Brown v. Computer Credit Sys., Inc.

Annotate this Case

128 Ga. App. 429 (1973)

197 S.E.2d 165

BROWN v. COMPUTER CREDIT SYSTEM, INC.

47869.

Court of Appeals of Georgia.

Argued February 13, 1973.

Decided March 7, 1973.

Weltner, Kidd & Crumbley, R. Alex Crumbley, for appellant.

Rolader, Barham, Davis, Graham & McEvoy, D. W. Rolader, for appellee.

EBERHARDT, Presiding Judge.

On September 2, 1969 Carlton Brown and Computer Credit Systems, Inc. (hereafter "Company") entered into a "Master Franchise Agreement" pursuant to which Brown paid $10,000 to the company for a "Master Franchise" to sell memberships in the company's computerized credit card business. Under the terms of the agreement, Brown acquired the right to sell the services offered by the company to merchants in a territory assigned exclusively to Brown. After the service had been sold to the merchant, the company and the merchant were to deal directly with each other, and Brown was to be compensated by receiving 50% of the membership fee initially paid by the merchant to the company, plus 1% of all charge volume paid by the company to member merchants in Brown's territory, plus $4 of the monthly bookkeeping charge collected from them.

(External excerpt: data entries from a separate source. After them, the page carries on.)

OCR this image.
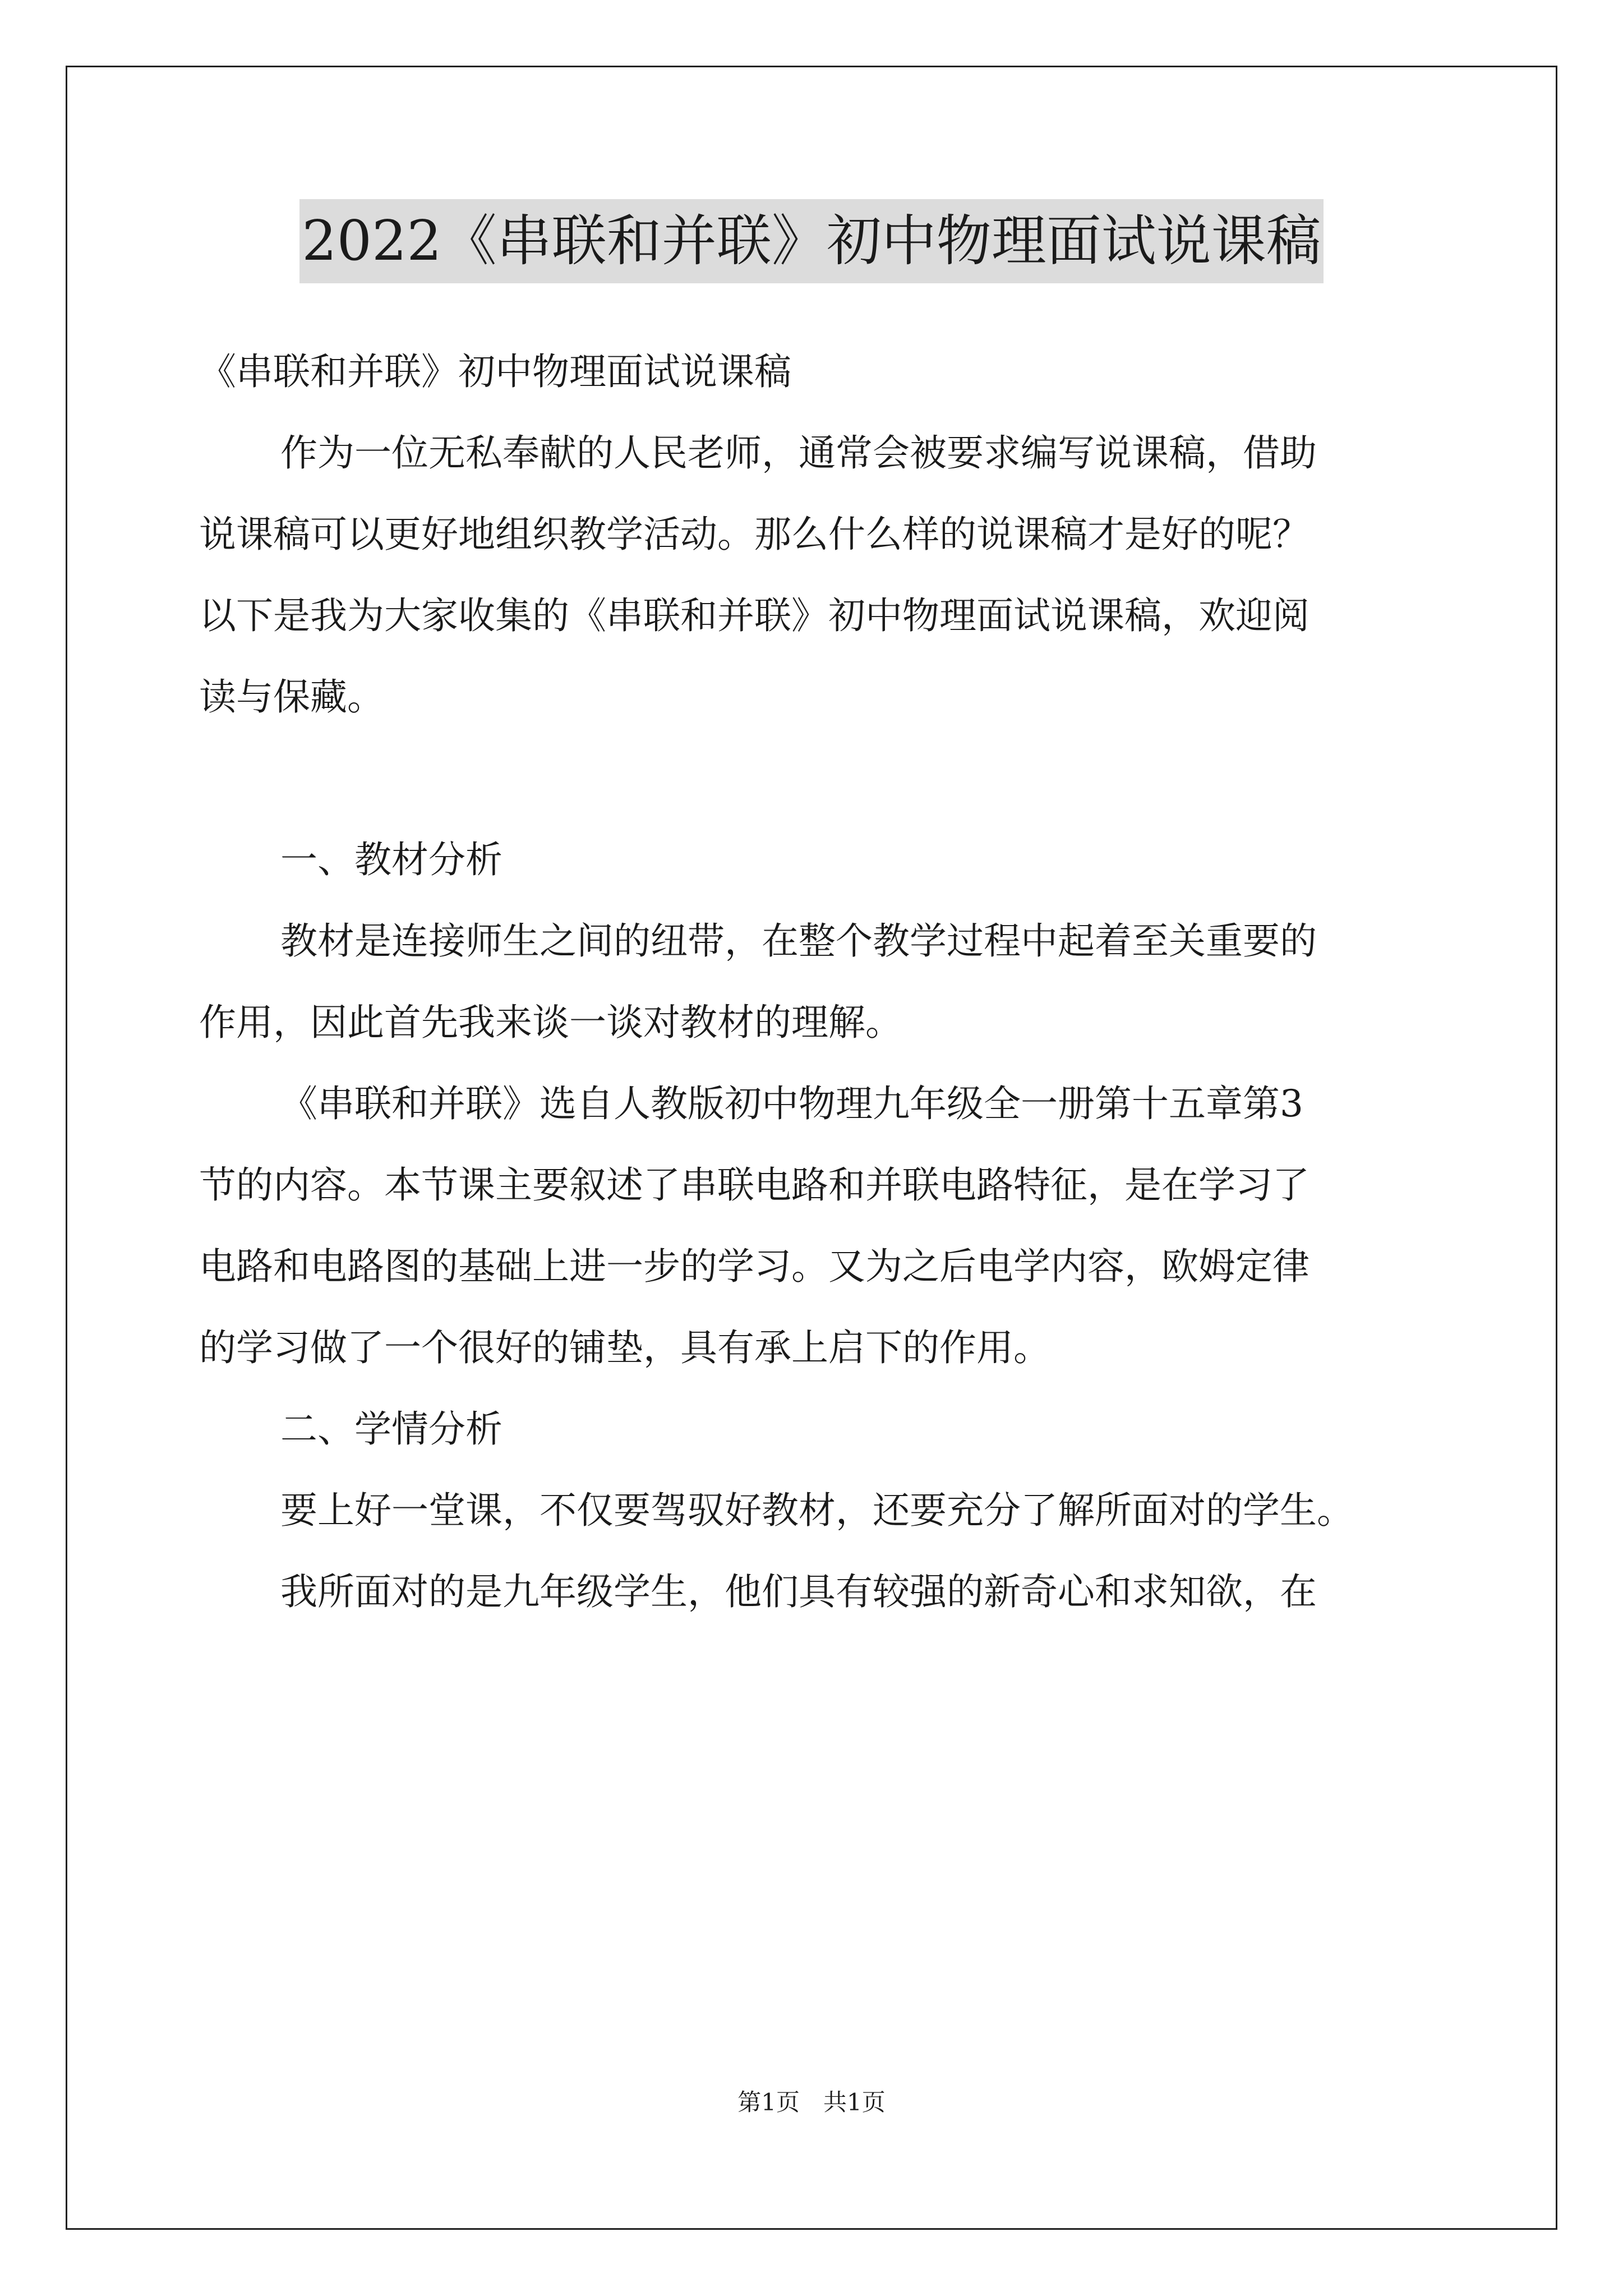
2022《串联和并联》初中物理面试说课稿

《串联和并联》初中物理面试说课稿

作为一位无私奉献的人民老师，通常会被要求编写说课稿，借助

说课稿可以更好地组织教学活动。那么什么样的说课稿才是好的呢？

以下是我为大家收集的《串联和并联》初中物理面试说课稿，欢迎阅

读与保藏。

一、教材分析

教材是连接师生之间的纽带，在整个教学过程中起着至关重要的

作用，因此首先我来谈一谈对教材的理解。

《串联和并联》选自人教版初中物理九年级全一册第十五章第3

节的内容。本节课主要叙述了串联电路和并联电路特征，是在学习了

电路和电路图的基础上进一步的学习。又为之后电学内容，欧姆定律

的学习做了一个很好的铺垫，具有承上启下的作用。

二、学情分析

要上好一堂课，不仅要驾驭好教材，还要充分了解所面对的学生。

我所面对的是九年级学生，他们具有较强的新奇心和求知欲，在

第1页　共1页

Brown, under the provisions of Ga. L. 1957, pp. 134, 161 (Code Ann. § 97-114), brought the present action for recovery of the $10,000 paid to the company, alleging that the "Master Franchise" was a "security" subject to the provisions of the Securities Act (Ga. L. 1957, p. 134 et seq., as amended; Code Ann. § 97-101 et seq.) and that it had not been registered and was not exempt under the exempting provisions of the Act (Ga. L. 1957, pp. 134, 149 as amended; Code Ann. § 97-106)). A second count alleged fraud on the company's part and sought rescission of the agreement. The trial court, sitting without a jury, rendered final judgment for the *430 company, and Brown appeals, raising the sole question of whether the agreement is a "security" subject to the provisions of the Securities Act. Held:

In Ga. Market Centers, Inc. v. Fortson, 225 Ga. 854 (171 SE2d 620), the Supreme Court held that a similar agreement was not a security within the ambit of the Securities Act (Ga. L. 1957, pp. 134, 136; Code Ann. § 97-102 (i)).[1] The test adopted there, taken from Securities & Exchange Commn. v. W. J. Howey Co., 328 U.S. 293 (4) (66 SC 1100, 90 LE 1244, 163 ALR 1043), is that an "investment contract," a term included within the definition of a security under the Securities Act (Code Ann. § 97-102 (i)), is a security if the scheme involves an investment of money in a common enterprise with profits to come solely from the efforts of others, provided that the person investing capital supplies no more than token participation. There, however, as here, the investor is entitled to no return under the agreement except through his own efforts. In the instant case the agreement provides that the only way for Brown to realize profits is to sell the company's services within his territory, and that he has no right to participate in the company's profits or losses except to the extent of profits derived from business produced by his sales activities. He may, of course, procure the assistance of others in selling the service to merchants. Hence, under the test laid down in the Market Centers case, supra, and followed by this court in Goldsmith v. American Food Service, Inc., 123 Ga. App. 353 (2c) (181 SE2d 95), we hold that the "Master Franchise Agreement" involved here is not a "security" within the meaning of the Securities Act.

*431 It is urged that the test set forth by the United States Supreme Court in the Howey case and adopted by our Supreme Court in the Market Centers case, both supra, is not adequate to meet the ever increasing flood of "franchise" systems which are being sold across the country, and that the test of an "investment contract" should be expanded to include the consideration of whether the franchisee's money is being used as risk capital by the franchisor. However, we are bound by the ruling in Market Centers that where the contract promises no return to the franchisee except in connection with his own efforts, the contract is not a "security" within the meaning of the Securities Act. See also Goldsmith v. American Food Services, Inc., 123 Ga. App. 353, supra.

Judgment affirmed. Pannell and Stolz, JJ., concur.

NOTES

[1] That case, as the instant one, concerns itself with the definition of a "security" as contained in the Act prior to Ga. L. 1970, p. 450 (Code Ann. § 97-102 (i)).